A special magistrate on July 22 found that advertising for a multi-unit vacation-rental property at 79 South Brevard Ave. in Cocoa Beach “can be misleading” and ordered the owner to change the listings by Aug. 27, 2025 or face a formal compliance hearing in September.
The ruling addressed whether online listings for four separately licensed two-bedroom vacation units, which are sometimes promoted together, could reasonably be interpreted as a single rental with a higher occupancy than allowed. The magistrate dismissed two alleged violations tied to chapter 26 (maximum occupancy/site capacity) but concluded there was a violation of section 13.1-4 for misleading advertisement.

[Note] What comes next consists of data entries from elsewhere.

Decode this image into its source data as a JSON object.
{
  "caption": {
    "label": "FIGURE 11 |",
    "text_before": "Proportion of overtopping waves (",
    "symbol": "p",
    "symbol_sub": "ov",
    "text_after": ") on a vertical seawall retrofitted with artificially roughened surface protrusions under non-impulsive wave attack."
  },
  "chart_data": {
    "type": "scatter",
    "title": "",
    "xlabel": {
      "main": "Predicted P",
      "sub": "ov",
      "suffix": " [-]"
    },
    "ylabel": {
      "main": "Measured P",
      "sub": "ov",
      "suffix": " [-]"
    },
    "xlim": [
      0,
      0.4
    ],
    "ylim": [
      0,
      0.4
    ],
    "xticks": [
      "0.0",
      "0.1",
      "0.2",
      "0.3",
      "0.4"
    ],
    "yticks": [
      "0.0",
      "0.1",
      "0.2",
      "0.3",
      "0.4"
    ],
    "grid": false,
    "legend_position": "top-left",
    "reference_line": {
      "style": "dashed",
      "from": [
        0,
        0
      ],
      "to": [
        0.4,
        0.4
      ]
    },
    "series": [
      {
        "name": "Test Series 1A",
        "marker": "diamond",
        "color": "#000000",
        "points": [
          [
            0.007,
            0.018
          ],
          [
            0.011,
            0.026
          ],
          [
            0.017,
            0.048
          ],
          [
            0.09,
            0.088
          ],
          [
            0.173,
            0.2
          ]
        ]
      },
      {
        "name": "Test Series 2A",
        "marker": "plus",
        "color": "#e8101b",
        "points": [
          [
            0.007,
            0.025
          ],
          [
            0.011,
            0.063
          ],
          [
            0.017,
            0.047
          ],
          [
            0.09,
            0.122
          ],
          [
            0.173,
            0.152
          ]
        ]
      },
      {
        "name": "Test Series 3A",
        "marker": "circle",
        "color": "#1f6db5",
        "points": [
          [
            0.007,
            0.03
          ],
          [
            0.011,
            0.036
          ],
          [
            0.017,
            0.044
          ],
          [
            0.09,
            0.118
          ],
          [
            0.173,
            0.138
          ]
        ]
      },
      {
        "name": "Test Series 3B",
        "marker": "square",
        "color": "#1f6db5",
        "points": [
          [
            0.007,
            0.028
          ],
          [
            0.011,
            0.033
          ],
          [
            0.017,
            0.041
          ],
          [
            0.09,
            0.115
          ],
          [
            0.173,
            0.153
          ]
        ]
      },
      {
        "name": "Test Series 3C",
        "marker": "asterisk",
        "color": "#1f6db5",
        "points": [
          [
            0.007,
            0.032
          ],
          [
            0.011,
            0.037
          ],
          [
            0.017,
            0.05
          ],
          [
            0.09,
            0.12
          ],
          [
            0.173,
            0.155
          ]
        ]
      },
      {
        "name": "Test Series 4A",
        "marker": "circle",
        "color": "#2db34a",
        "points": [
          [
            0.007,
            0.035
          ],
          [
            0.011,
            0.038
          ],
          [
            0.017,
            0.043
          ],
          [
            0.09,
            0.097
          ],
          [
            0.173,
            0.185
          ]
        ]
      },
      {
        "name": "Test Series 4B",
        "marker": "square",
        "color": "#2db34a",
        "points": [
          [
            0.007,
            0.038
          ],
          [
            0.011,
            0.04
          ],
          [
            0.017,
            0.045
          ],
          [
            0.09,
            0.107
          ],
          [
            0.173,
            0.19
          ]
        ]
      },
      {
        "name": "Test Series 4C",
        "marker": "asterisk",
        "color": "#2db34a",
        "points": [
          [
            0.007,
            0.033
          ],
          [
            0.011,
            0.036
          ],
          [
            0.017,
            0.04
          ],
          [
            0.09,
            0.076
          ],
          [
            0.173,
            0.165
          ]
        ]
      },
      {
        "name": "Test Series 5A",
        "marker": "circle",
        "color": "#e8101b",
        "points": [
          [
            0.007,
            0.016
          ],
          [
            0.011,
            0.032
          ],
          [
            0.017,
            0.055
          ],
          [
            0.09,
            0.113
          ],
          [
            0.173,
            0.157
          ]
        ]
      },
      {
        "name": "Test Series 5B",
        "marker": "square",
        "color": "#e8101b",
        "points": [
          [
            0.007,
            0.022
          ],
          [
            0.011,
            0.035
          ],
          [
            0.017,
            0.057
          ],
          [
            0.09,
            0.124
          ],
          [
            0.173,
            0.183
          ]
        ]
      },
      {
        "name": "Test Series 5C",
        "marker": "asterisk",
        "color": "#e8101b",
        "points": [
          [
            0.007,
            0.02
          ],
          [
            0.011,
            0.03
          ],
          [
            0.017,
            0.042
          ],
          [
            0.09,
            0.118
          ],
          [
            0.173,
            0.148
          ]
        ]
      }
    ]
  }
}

Why it matters: The outcome clarifies that advertising practices for clustered vacation units can trigger municipal enforcement even where each unit’s registration complies with occupancy limits. The magistrate said the issue could be resolved by changing ad language, and he directed the city and the property owner to work together on wording.
Francis Duggan, who identified himself at the hearing as the owner of 79 South Brevard Ave., told the magistrate he operates four individually licensed two-bedroom vacation units and that each unit complies with the city’s per-unit occupancy limits. “My name is Francis Duggan, and I'm the owner of 79 South Brevard Avenue. I operate 4 individually licensed and registered 2 bedroom vacation rental units at this property,” Duggan said.
City staff presented screenshots of listings on multiple platforms that the city said advertised all four units together with aggregate occupancy figures such as “sleeps 16” or “sleeps 20,” and argued that some listings’ header language could lead a prospective renter to believe a single rental accommodates that larger number. The city sought enforcement under chapter 13.1-4 for misleading advertising and had also alleged violations of chapter 26.5 (maximum occupancy/site capacity), but agreed to dismiss those chapter 26 allegations at the hearing.
The magistrate described the listings as ambiguous and said that ambiguity could be misleading to typical readers. “The advertisements … are at least ambiguous, but if they're ambiguous, they're ambiguous to the point of being misleading,” the special magistrate said. The magistrate said the city would work with Duggan to correct the language and gave Duggan until Aug. 27 to bring advertisements into compliance. If the violations are not remedied, a compliance hearing likely scheduled around Sept. 10 will consider daily fines.
Duggan said he limits occupancy to fewer than the permitted maximum—he said he limits units to five guests each—and that the property has noise monitors and other measures to protect neighborhood peace. He also provided examples of combined-unit listings from other Florida beach cities and said combined advertising is industry practice.
The magistrate declined to delete all of Duggan’s listings and instead directed a language change so the ads clearly reflect per-unit occupancy limits. The city confirmed it will remove the chapter 26.5 allegations and proceed only on section 13.1-4.